Apply Rank or partitioned row_num function in Data Fusion

I want to implement rank or partitioned row_num function on my data in Data Fusion but I don't find any plugin to do so.

Is there any way to have this ?

I want to implement the below,

Suppose I have this above data, now I want to group the data based on AccountNumber and send the most recent record into one sink and rest to the others. So from the above data,

Sink1 is expected to have,

Sink2 ,

I was planning to have this segregation by applying the rank or row_number partition by AccountNumber and sort by Record_date desc like functionality and send the records with rank=1 or row_num=1 to one sink and rest to other.

Solution

A good approach to solve your problem is using the Spark plugin. In order to add it to your Datafusion instance, go to HUB -> Plugins -> Search for Spark -> Deploy the plugin .Then you can find it on Analytics tab.

To give you an example of how could you use it I created the pipeline below:

This pipeline basically:

Reads a file from GCS.
Executes a rank function in your data
Filter the data with rank=1 and rank>1 in different branches
Save your data in different locations

Now lets take a look more deeply in each component:

1 - GCS: this is a simple GCS source. The file used for this example has the data showed below

2 - Spark_rank: this is a Spark plugin with the code below. The code basically created a temporary view with your data and them apply a query to rank your rows. After that your data comes back to the pipeline. Below you can also see the input and output data for this step. Please notice that the output is duplicated because it is delivered to two branches.

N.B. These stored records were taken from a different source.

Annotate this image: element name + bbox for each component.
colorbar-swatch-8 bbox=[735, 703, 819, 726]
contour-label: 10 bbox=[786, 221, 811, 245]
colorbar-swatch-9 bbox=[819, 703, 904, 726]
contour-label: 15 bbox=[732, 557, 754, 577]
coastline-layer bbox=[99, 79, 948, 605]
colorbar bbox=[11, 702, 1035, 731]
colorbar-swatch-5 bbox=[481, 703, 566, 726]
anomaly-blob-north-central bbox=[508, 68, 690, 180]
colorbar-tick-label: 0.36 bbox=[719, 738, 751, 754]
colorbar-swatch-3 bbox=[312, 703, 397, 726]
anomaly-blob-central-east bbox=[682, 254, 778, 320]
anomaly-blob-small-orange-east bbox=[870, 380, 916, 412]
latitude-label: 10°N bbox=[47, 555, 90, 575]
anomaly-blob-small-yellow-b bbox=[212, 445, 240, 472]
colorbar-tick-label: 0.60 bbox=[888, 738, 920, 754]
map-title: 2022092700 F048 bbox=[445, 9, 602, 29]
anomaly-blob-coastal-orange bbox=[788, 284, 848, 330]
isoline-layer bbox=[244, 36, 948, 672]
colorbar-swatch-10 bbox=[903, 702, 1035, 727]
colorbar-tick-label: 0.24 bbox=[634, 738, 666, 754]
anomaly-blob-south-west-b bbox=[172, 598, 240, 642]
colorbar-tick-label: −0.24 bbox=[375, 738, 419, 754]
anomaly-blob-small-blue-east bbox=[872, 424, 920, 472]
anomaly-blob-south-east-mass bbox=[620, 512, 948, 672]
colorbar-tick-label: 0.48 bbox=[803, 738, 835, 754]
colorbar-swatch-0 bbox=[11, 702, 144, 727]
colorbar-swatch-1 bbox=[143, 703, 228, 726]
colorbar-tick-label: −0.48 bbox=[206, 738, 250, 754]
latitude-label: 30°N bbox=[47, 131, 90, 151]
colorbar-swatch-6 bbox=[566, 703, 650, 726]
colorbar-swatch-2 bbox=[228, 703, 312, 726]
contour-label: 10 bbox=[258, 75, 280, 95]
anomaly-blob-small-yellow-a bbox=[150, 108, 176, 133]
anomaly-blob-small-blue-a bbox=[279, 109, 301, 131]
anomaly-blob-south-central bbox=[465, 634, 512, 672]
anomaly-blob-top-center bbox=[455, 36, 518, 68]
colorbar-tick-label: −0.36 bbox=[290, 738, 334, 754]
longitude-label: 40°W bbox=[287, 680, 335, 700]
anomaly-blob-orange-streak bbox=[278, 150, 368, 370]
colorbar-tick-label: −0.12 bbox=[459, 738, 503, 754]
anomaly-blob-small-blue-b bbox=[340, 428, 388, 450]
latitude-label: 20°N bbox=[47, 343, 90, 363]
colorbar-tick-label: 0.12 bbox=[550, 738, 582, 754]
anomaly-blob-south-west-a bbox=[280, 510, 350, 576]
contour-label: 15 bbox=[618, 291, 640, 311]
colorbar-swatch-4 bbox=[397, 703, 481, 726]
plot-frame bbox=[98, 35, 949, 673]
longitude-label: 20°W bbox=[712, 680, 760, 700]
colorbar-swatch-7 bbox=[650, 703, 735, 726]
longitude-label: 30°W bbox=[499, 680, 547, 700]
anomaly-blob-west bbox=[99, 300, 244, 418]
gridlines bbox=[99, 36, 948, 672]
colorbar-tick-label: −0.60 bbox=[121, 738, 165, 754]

      def transform(df: DataFrame, context: SparkExecutionPluginContext) : DataFrame = {
          df.createTempView("source")
          df.sparkSession.sql("SELECT AccountNumber, Address, Record_date, RANK() OVER (PARTITION BY accountNumber ORDER BY record_date DESC) as rank FROM source")
    }

3 - Spark2 and Spark3: like the step below, this step uses the Spark plugin to transform the data. Spark2 gets only the data with rank = 1 using the code below

    def transform(df: DataFrame, context: SparkExecutionPluginContext) : DataFrame = {
      df.createTempView("source_0")
      df.sparkSession.sql("SELECT AccountNumber, Address, Record_date FROM 
    source_0 WHERE rank = 1")
    }

Spark3 gets the data with rank > 1 using the code below:

    def transform(df: DataFrame, context: SparkExecutionPluginContext) : DataFrame = {
      df.createTempView("source_1")
      df.sparkSession.sql("SELECT accountNumber, address, record_date FROM source_1 WHERE rank > 1")
    }

4 - GCS2 and GCS3: finally, in this step your data gets saved into GCS again.